The problem here is that Alice has been duplicated by the database engine to “fill in” the student columns when returning the second teacher row. We have no way of knowing whether there are one or two Alice in the school.

The simplest way to solve this is to have some sort of identifier (e.g. UUID) for each entity type. In the above example, we should retrieve student.id column.

(This doesn’t just apply when using Assembler - if you’re using SQL then this is something you need to think about)

Parent types with multiple children

Assembler supports having more than one child for parent entities. You can use make2, make3 etc depending on how many child entities there are.

For example, teacher and student can both be child entities of a school.

case class SchoolMoreInfo(
  id: UUID,
  name: String,
  teachers: Vector[Teacher],
  students: Vector[Student]
)

val schoolMoreInfoDef: ParentDef.Aux[Id, SchoolMoreInfo, DbSchool, Teacher :: Student :: HNil] = ParentDef.make2(
  getId = (d: DbSchool) => d.id,
  constructWithChild = (db: DbSchool, teachers: Vector[Teacher], students: Vector[Student]) => SchoolMoreInfo(
    id = db.id,
    name = db.name,
    teachers = teachers,
    students = students
  )
)

val schoolMoreInfoAssembler: ParentAssembler[cats.Id, SchoolMoreInfo, DbSchool :: DbTeacher :: DbStudent :: HNil] = 
  schoolMoreInfoDef.toAssembler(teacherDef.toAssembler, studentDef.toAssembler)

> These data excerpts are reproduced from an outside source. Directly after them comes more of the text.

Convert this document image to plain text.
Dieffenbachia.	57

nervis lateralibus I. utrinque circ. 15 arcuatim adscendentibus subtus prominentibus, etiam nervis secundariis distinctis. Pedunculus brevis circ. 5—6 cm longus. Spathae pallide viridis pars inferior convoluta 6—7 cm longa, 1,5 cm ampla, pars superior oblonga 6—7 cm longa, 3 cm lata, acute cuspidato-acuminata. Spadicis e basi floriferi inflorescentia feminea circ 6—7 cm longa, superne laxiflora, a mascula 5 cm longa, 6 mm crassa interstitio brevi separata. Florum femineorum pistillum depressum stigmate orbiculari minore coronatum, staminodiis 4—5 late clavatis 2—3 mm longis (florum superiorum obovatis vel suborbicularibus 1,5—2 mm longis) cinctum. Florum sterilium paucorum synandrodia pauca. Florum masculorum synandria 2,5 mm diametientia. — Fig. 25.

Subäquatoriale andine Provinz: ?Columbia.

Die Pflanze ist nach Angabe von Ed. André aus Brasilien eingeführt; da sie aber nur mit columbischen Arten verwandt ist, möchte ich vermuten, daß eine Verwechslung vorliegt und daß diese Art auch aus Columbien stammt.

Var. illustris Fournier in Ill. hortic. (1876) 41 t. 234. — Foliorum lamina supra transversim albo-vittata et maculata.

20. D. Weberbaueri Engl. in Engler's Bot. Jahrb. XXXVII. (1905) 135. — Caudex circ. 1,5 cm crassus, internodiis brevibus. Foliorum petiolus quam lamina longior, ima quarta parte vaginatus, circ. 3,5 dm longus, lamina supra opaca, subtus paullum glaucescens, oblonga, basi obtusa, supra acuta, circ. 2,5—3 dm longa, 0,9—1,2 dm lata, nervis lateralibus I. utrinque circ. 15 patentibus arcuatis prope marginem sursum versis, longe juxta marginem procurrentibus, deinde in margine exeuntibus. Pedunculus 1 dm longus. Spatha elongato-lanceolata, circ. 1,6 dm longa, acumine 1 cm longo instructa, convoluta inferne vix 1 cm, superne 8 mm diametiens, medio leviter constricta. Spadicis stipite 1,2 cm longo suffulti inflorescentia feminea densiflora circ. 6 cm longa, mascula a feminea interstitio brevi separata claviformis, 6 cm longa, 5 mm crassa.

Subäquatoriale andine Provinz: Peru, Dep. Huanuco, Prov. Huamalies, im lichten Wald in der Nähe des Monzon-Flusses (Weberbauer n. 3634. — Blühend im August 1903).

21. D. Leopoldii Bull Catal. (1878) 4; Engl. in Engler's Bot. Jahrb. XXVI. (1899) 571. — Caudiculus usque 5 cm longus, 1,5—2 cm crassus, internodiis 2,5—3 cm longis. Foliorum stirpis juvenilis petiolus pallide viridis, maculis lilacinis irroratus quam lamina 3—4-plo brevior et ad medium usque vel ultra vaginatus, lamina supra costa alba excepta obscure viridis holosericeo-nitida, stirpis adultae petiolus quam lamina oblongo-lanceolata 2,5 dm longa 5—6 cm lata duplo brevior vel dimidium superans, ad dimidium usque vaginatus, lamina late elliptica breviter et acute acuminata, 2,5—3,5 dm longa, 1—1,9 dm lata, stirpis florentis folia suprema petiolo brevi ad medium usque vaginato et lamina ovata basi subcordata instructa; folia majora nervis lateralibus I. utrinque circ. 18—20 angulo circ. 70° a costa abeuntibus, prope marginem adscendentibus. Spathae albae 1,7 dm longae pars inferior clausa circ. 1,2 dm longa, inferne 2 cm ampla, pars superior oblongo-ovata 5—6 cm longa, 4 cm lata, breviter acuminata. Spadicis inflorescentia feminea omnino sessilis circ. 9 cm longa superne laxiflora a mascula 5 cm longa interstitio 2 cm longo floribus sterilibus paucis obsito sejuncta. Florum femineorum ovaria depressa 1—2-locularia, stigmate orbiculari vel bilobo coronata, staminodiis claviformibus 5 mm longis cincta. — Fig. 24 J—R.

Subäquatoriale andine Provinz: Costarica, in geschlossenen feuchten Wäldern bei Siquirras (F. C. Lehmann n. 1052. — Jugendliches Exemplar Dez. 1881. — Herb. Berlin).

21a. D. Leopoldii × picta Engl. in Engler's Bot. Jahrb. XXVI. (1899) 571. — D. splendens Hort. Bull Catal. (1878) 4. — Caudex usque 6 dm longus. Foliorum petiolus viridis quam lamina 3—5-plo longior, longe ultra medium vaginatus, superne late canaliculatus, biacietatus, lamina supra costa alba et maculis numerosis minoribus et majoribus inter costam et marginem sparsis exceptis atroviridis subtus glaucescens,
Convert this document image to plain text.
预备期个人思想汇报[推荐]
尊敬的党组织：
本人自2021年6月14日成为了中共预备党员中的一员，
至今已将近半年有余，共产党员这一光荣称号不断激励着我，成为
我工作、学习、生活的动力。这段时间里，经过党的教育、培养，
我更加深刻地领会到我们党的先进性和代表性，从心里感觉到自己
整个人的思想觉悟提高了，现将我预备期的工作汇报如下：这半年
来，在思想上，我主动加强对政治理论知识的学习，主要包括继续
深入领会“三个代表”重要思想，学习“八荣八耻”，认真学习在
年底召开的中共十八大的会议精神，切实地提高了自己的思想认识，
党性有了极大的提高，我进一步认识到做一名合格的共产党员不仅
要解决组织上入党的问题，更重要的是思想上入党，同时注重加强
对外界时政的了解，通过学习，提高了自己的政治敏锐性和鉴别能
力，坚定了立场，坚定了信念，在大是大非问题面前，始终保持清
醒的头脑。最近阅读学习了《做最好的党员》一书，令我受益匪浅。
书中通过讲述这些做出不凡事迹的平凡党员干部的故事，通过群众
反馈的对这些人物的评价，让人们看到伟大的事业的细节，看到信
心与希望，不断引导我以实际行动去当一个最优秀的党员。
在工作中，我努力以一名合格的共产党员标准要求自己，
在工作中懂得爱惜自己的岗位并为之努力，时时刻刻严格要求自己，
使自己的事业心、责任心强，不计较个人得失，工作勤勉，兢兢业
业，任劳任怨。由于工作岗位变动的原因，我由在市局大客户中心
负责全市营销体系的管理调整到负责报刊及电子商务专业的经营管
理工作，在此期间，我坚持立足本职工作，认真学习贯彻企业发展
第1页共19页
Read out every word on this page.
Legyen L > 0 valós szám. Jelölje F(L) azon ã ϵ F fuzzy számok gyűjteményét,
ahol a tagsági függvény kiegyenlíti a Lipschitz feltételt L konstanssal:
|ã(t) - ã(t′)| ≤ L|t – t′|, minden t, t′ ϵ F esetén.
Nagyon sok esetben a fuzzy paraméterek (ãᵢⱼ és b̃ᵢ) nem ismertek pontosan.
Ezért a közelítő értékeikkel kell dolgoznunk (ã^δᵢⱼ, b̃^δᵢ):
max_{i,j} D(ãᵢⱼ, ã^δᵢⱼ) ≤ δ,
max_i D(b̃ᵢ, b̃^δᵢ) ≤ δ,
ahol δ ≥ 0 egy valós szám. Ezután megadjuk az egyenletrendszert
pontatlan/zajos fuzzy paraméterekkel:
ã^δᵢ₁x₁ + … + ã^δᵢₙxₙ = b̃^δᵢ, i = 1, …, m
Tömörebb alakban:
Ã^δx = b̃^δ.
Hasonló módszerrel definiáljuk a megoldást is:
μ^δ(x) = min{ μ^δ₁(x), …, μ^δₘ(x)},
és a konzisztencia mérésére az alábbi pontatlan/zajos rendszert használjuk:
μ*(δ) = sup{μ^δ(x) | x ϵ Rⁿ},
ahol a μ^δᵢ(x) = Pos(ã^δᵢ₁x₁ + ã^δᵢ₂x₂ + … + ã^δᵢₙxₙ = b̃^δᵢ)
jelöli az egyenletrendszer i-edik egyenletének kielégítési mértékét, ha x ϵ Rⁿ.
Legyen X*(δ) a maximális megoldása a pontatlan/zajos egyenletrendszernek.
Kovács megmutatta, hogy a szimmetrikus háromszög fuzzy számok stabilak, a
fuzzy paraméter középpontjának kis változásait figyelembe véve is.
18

Validated conversion to domain types

It is common for domain types to have additional constraints representing some domain logic (e.g. name field cannot be empty). Assembler allows you to handle failures with any failure context as long as it has a cats.Applicative instance. (e.g. , Either, Validated Ior)

To create a fallible definition use makeF instead of make

val stricterStudentDef: LeafDef[Either[MyError, *], Student, DbStudent] = LeafDef.makeF(
  (db: DbStudent) => {
    if (db.name.isEmpty) {
      Left(MyError("Name is empty!"))
    }
    else Right(Student(id = db.id, name = db.name))
  }
)

And our assemble result will be wrapped in our error

import cats.implicits._ // Provides Monad instance for Either // Provides Monad instance for Either
val schoolAssembler = schoolDef.forEither.toAssembler(stricterStudentDef.toAssembler)
// schoolAssembler: ParentAssembler[Either[MyError, B], School, DbSchool :: DbStudent :: HNil] = doobieroll.syntax.ToAssemblerSyntax$$anon$2@3bfe78f8

schoolAssembler.assemble(queryResultsWithBadData)
// res1: Vector[Either[MyError, School]] = Vector(
//   Right(
//     School(
//       51f02985-db87-4350-b557-6d9476e1367f,
//       "Springfield Elementary School",
//       Vector(
//         Student(7158132d-fe59-4ef1-8693-1476a0359aa7, "Bob"),
//         Student(4386ad3e-a30c-4179-938f-a0ead5bd9b4a, "Lisa")
//       )
//     )
//   ),
//   Left(MyError("Name is empty!"))
// )

Some notes for the code snippet:

  • schoolDef (from previous section) is an unfallible definition. So we need to “lift” its error context to Either[MyError, *] in order to combine it with the fallible stricterStudentDef which can fail
  • The results are partial failures - Failures will only bubble up and fail all their parents. Other entities with valid data are still assembled and accessible. This is useful in many scenarios where you don’t want one corrupted entity to cause the whole result set to error.